What do you think they will they say to this?
“Why didn’t she fly, and you could have shipped it out to her?”
As if we hadn’t thought of that. As if our plan, our solution, were no solution at all, but just us stumbling about in the dark and groping, through some profound lack of imagination, for the clumsiest, most unbearably tedious method available, the first, no doubt, that had occurred to us.
I marvel at the people who think that their spur-of-the-moment suggestions could possibly be more appropriate for us than the plans we develop for ourselves.

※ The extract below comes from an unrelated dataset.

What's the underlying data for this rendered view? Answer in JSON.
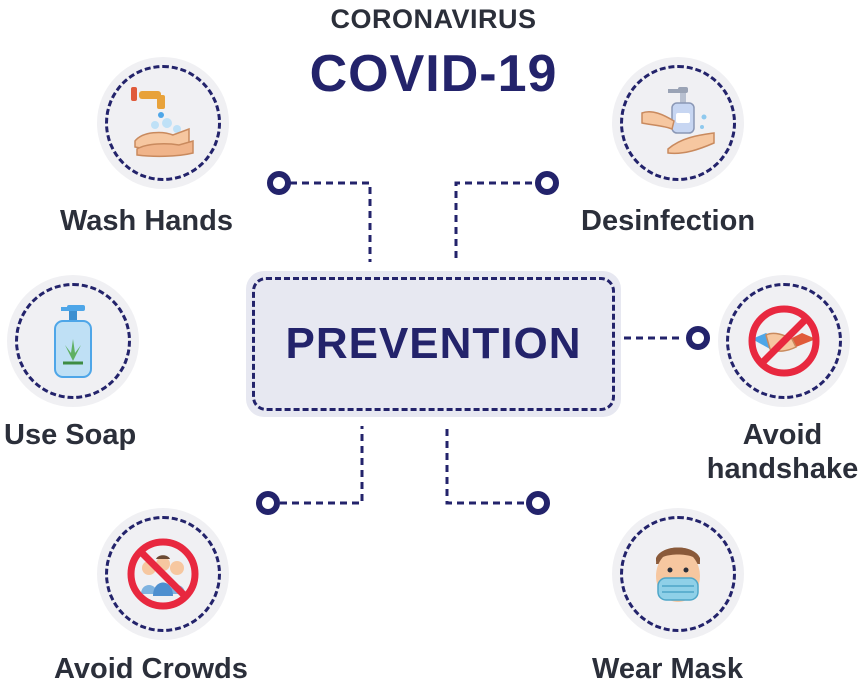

I plan for months, and then when I announce my intentions, some armchair pundit, with no information at hand, no notion of what’s in my bank account or in my heart, ponders aloud why I didn’t do something else, desire something else, choose some other path.
As if I’m asking advice. Well, I’ve asked for advice and I’ve been ignored, or I’ve been led astray, while enduring patronizing condescension. I don’t ask anymore. Do I sound like I’m soliciting their invaluable input? When I have nothing else to do, and I’m, say, trimming my fingernails, and I’m not in the mood to, say, ponder the fate of The West Wing as it enters its fifth season, I wonder if I might appear to anyone as being in need of advice.
Do I have stupid and naïve etched on my forehead? Do I exude some trace pheromone that lights up in peoples’ limbic system: “this guy doesn’t think things through, he’s irrational and impulsive”? I’ve tried to withhold information, to stonewall when people ask me about what I’m up to. (“How are you?” “Fine.” “What are you up to this summer?” “Nuthin much.” How boring.) But this goes against my essentially chatty nature. And anyway, I can’t clam up about everything. Sooner or later, certain conversations can be avoided no longer, and people will press me for details. And then I get their well-intentioned suggestions…
In the end, all I’m trying to say is, I like driving. I married someone who likes driving. Have I made that clear? Yes: I fucking drove to Utah twice this summer. Get over it.
Okay, I feel better now. As you were.